Objectives: To determine if THC use was associated with clinical outcomes in patients with TBI.
Methods: The American College of Surgeons Trauma Quality Improvement Program (TQIP) was used to identify patients aged ≥18 years with severe TBI (Glasgow coma scale (GCS) ≤ 8) in 2017. Patients with missing drug screen information or positive for drug and/or alcohol use besides THC were excluded. Demographic variables and injury patterns were examined using Chi Square analysis for categorical variables and the Wilcoxon-Kruskal-Wallis test for continuous variables. Multivariate logistic regression was used to determine if THC use was associated with clinical outcomes.

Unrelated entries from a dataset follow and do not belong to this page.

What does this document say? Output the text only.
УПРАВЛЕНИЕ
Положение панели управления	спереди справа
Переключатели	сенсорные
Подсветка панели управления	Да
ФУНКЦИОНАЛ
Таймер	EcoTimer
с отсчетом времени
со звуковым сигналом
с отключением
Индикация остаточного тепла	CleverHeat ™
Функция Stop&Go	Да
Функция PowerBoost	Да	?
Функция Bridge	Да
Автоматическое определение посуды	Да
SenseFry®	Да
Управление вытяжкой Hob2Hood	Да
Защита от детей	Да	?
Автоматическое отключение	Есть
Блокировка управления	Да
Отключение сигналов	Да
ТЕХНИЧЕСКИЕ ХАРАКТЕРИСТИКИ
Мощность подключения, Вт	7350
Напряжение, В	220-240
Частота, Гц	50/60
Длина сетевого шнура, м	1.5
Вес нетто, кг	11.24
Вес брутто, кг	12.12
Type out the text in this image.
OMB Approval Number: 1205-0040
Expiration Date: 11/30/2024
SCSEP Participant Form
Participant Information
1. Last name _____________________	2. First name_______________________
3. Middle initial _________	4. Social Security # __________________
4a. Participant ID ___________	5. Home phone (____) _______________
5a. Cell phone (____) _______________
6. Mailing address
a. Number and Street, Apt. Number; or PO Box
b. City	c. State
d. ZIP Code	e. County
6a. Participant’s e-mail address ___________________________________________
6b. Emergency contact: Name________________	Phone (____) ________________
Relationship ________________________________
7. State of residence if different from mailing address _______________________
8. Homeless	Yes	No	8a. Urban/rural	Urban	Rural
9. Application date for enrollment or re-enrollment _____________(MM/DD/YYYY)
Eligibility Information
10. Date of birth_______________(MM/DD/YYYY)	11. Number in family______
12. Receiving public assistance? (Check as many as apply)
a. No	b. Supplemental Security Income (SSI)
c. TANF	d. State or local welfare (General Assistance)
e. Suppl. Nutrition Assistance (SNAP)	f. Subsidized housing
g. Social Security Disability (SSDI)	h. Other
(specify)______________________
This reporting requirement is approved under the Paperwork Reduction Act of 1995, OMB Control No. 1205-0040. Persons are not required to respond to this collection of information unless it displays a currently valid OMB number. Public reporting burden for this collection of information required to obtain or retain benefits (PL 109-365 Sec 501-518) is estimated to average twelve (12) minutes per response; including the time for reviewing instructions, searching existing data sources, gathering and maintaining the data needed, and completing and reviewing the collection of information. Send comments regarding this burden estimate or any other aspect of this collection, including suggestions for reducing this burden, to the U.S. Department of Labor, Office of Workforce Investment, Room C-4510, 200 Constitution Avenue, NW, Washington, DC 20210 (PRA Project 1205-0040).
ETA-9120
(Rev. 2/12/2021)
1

Results: A total of 4,426 patients that met inclusion criteria, of which 774 (17%) were positive for THC only. Compared to patients with no drug or alcohol use, THC+ patients were younger (median age 27 years vs. 54, p < 0.001) and more likely to be male (86% vs. 70%, p < 0.001), uninsured (20% vs. 12%, p < 0.001), nonwhite (38% vs. 26%, p < 0.001), and victims of assault (15% vs. 5%, p < 0.001) or firearm injury (19% vs. 7%, p < 0.001). There was no difference in initial GCS (median 3, p = 0.214) between the groups, although THC+ patients had significantly longer intensive care lengths of stay (median 6 days vs. 5, p = 0.01), days on a ventilator (median 5 days vs. 4, p = 0.04), and hospital days (median 9 days vs. 7, p = 0.01). THC+ patients had significantly lower mortality rates (42.9% vs. 51.5%, p < 0.001) and, although not statistically significant, fewer pulmonary embolisms (PE) (0.5% vs. 1.3%, p = 0.08), fewer strokes (1.2% vs. 2.4%, p = 0.05), and higher rates of ventilator-associated pneumonia (7.5% vs. 5.7%, p = 0.06). On multivariate analysis controlled for age, injury severity, method of payment, gender, race, and THC use, being THC+ was not associated with mortality (odds ratio (OR): 0.95; 95% CI: 0.78 – 1.14, p=0.56), but was associated with decreased odds of PE (OR 0.29; 95% CI: 0.09 – 0.76, p = 0.02) and stroke/cerebrovascular accident (OR 0.44; 95% CI: 0.20 – 0.86, p = 0.03).
Conclusion: Pre-injury THC use may be associated with decreased clot burden that leads to less PE and cerebrovascular accidents in patients with TBI. Further research in pathophysiological mechanisms related to THC use and TBI are needed.